The only people who changed their positions for political reasons is Republicans who decided that Covid was fake, and also Covid is a deadly pandemic caused by an accidental Chinese lab leak, and also China fabricated it on purpose to derail a certain American politician. They express all these conflicting ideas simultaneously depending on their political needs of the day.

In this environment, scientists had to defend themselves against this kind of stupidity. But don’t ever make the mistake of believing that reacting to bad-faith politicization is in itself politicization.

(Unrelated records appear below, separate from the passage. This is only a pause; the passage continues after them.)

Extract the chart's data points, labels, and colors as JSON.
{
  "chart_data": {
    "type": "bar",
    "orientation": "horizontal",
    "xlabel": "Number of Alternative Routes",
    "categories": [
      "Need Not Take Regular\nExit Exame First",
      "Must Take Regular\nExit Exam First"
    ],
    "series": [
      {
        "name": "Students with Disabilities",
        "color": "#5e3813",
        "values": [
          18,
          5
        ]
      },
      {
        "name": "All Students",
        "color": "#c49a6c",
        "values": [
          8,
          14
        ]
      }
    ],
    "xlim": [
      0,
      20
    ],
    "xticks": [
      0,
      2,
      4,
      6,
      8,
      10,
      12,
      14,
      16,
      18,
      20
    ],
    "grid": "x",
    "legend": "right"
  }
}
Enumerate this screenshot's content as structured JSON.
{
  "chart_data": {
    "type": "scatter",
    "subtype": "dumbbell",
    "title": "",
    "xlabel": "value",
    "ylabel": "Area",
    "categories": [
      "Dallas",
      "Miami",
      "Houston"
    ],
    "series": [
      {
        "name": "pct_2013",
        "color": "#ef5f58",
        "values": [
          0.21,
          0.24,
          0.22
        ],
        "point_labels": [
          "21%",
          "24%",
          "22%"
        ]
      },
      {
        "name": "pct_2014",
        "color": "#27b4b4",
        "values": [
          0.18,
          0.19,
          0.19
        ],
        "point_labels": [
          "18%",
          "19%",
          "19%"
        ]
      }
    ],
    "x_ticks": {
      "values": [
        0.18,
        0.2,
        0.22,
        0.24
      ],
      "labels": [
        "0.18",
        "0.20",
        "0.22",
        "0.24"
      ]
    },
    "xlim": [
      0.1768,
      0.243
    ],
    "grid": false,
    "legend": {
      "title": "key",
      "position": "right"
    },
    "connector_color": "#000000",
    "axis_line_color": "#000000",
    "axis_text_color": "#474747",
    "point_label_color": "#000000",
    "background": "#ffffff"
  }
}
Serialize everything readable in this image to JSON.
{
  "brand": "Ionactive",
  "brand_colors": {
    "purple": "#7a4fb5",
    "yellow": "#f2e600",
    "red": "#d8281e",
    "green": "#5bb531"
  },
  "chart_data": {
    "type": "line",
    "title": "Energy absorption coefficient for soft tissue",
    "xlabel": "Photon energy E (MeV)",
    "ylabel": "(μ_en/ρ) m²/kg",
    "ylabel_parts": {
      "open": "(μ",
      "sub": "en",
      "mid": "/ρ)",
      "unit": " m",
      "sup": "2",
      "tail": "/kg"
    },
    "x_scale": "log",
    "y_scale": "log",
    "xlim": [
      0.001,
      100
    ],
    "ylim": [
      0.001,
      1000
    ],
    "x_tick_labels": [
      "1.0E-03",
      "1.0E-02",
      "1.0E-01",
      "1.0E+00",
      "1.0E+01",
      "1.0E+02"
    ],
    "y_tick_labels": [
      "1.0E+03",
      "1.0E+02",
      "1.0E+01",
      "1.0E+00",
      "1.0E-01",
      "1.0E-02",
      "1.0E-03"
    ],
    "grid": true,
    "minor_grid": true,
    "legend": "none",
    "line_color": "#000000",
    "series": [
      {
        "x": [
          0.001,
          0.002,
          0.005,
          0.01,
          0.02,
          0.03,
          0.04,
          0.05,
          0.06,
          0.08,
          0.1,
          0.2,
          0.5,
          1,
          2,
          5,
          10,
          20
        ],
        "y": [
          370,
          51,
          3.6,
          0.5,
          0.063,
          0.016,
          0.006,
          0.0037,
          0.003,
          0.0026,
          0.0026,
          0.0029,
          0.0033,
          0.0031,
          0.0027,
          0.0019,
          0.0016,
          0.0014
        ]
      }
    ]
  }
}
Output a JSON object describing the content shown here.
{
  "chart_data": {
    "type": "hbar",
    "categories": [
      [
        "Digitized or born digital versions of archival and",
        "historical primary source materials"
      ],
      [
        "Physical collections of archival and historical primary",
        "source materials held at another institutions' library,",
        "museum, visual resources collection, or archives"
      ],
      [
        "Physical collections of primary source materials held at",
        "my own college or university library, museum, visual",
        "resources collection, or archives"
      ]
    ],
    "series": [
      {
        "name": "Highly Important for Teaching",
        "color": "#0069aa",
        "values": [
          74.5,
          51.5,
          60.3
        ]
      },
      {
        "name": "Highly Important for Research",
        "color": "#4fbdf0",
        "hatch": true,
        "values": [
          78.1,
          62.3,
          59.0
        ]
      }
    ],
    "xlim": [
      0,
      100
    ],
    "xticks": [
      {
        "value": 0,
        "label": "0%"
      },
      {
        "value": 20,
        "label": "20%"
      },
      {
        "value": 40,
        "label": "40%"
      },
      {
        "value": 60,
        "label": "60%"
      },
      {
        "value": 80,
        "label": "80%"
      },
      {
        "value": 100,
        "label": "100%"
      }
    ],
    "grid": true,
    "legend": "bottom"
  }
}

I’ll second that this “opinion” piece is a hot mess. From the byline:

Zeynep Tufekci (@zeynep) is a professor of sociology and public affairs at Princeton University, the author of “Twitter and Tear Gas: The Power and Fragility of Networked Protest” and a New York Times Opinion columnist. @zeynepFacebook

A sociologist is not qualified to opine on Gain of Function, although it appears she “did her own research”.

From that bio: “perhaps the only good amateur epidemiologist”

If I rolled my eyes any harder I would have knocked down the pins in the neighboring alleys.

If by “ambiguity in the science community”, you mean that no scientist ever said “We can 100% absolutely certainly rule out the possibility that it came from a lab”, then that’s because scientists are never 100% absolutely certain about anything. The fact that they don’t falsely claim to be certain when they’re not is precisely why we can trust scientists.

But scientists were not keeping secrets. We’re lousy at it. When scientists learn something, we blab about to everyone we can find, because the desire to share knowledge is an inherent part of the sort of personality you need to be a scientist. Even Chinese scientists are still scientists, and they’re also smart enough to find the holes in the Great Firewall of China. If there were evidence (actual evidence, not just “some people are saying”) that covid came from a lab, China wouldn’t have been able to suppress it.

My bolding.

Shame on the New York Times. This stinks of blatant pandering

to those in power (who’ve demonstrated often that they want to believe in the Evil of Fauci).

(I would suggest we keep an eye on the political situation; this may have been an opening salvo in an attempt to “make an example of” Fauci. The Trump regime want to get started on the project of crucifixions.

(I’ve spoilered much of my post as this is not a sub-forum devoted to political comment.)

The editorial’s author does not appear to have publications on gain of function or anything approaching it. Per wikipedia, her best-known work is:

Books

  • Tufekci, Zeynep (2017). Twitter and Tear Gas: The Power and Fragility of Networked Protest. New Haven, Conn.: Yale University Press. ISBN 9780274756650.

Theses

  • Tufekcioglu, Zeynep S (1999). Mental Deskilling in the Age of the Smart Machine (M.A.). University of Texas at Austin, Department of Radio-Television-Film.
  • Tufekci, Zeynep (2004). In Search of Lost Jobs: The Rhetoric and Practice of Computer Skills Training (Ph.D.). University of Texas at Austin.

Critical studies and reviews of Tufekci’s work
Twitter and tear gas:

  • Heller, Nathan (August 21, 2017). “Out of Action: Do Protests Work?”. The Critics. A Critic at Large. The New Yorker. Vol. 93, no. 24. pp. 70–77.[38]